I'm an athlete who played in the 1980s and early 1990s, and I can tell you that this version of the game is very different. It's safer. When I first started playing football in Winnipeg, the techniques that we were taught were effectively “my nose to your nose”, so it was essentially teaching effectively a collision between the athletes who faced one another. Today, the techniques they're teaching children and ultimately that we're teaching the athletes at the professional level are far different.
The game used to be played vertically, where the combatants went at one another almost in a direct pursuit of one another. Today, the game is played horizontally, which is to say, if you watch offensive linemen, who I am one of, you'll note that on almost all plays, their first step is sideways. They're trying to gain ground. The game today has a very different fundamental dynamic than it had back when I played. The game, in my view, has never been safer in its history. We continue to look for ways to improve and evolve the game, but really, it is a combination of the way the game is taught and played, and the culture of the game is also changing.

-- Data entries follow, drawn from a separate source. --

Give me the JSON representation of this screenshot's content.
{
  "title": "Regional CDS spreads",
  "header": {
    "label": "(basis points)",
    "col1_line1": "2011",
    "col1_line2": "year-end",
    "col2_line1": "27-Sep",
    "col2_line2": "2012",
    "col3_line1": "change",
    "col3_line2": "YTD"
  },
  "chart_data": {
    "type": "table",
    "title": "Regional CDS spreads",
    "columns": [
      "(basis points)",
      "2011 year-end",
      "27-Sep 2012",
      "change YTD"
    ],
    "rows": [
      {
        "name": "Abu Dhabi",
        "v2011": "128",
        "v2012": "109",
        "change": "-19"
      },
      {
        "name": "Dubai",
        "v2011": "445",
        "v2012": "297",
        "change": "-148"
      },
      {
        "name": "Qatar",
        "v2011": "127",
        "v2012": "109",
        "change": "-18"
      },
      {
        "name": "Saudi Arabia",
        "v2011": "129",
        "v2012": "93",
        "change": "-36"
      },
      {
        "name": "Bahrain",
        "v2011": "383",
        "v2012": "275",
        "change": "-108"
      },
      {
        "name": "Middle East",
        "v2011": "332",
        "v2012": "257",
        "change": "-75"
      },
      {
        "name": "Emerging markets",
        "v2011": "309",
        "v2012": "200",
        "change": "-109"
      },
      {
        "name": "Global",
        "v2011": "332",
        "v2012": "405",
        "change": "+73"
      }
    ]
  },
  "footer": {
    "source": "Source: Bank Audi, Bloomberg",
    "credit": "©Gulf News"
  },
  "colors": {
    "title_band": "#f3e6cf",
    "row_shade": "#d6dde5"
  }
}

I would submit to all of you that we are living in the echo of the two most violent decades in sport, the 1970s and 1980s. Back then, if you turned your TVs on in the evening, the highlights in sports were almost always the biggest collisions and the toughest fights. That's what we watched for. During those two eras, I think athletes were engaged in a very combative sport that was more focused on the physical combativeness than the version today. We've refocused on the beauty of their athleticism, the big catches and the big plays.
In fact, in my first season as commissioner, we called it the year of the catch, which was evidence of our own desire to reframe the narrative and the conversation around our sport, not so much for its pure physical toughness but for the beauty and the skill these athletes have.
The game has not just changed physically. I could take you through.... If we could come into the centre of this circle, I could show you just how differently the techniques are taught today than they were in my era, but the more important thing is that the culture is changing. Players are learning to take care of one another. There's a greater emphasis on respecting the fact that your competitor is an athlete who is, in our sport, making a living playing the game and needs to be respected. That's why we've been very tough on our discipline.